Extended Data Fig. 3: T cells infiltrating old brains are clonally expanded and differ from T cells in old blood.

a, t-SNE projections of 247 CD8⁺ T cell transcriptomes from old blood and old SVZ (as in Fig. 2a), coloured by experimental replicate and individual mouse. b, Expression of the top 50 differentially expressed genes upregulated for 247 CD8⁺ T cells isolated from the blood or SVZ of old mice. Heat map of log-normalized counts, with single cells clustered by the expression of the genes shown in the plot. c, Expression of Ifng in T cells from blood or SVZs of two old (24 months old) mice, as measured by nested PCR. Data are mean ± s.e.m. of the percentage of T cells that were positive for Ifng. Nested PCR does not provide a quantitative metric but rather a binary determination of whether the T cell expresses the transcript for the cytokine or not. d, e, Clonality of T cells isolated from the blood and perfused brain of old mice, represented with the same x axis to enable direct comparison of clone sizes from different mice (the data are the same as Fig. 2c, d). TCR sequences were extracted from single-cell RNA-seq data using TraCer (old mouse 1, 2, 3 and 4) (d) or by nested PCR of the TCR transcripts (old mouse 5 and 6) (e).

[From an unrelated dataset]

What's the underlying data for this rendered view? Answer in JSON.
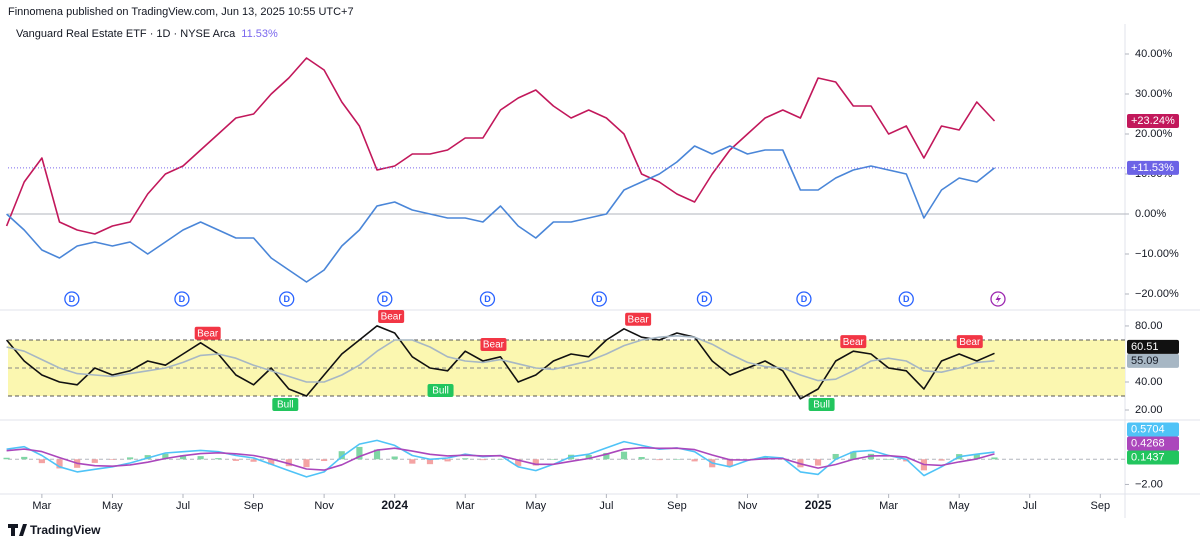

For each mouse, TCR-β sequence clones are ordered from left to right in order of decreasing frequency in the top row. The source of the T cell is indicated in the bottom row. f, Venn diagram showing the lack of overlap between T cell clones from separate mice, for the four mice for which the TCR repertoire was analysed by single-cell RNA-seq via TraCeR. TCR-β sequences were used, and all unique sequences were only counted once. g, h, Venn diagram showing the lack of overlap between T cell clones from the old blood and old SVZ (g) or from separate mice (h), for the two mice for which the TCR repertoire was analysed by nested PCR. TCR-β sequences were used, and all unique sequences were only counted once.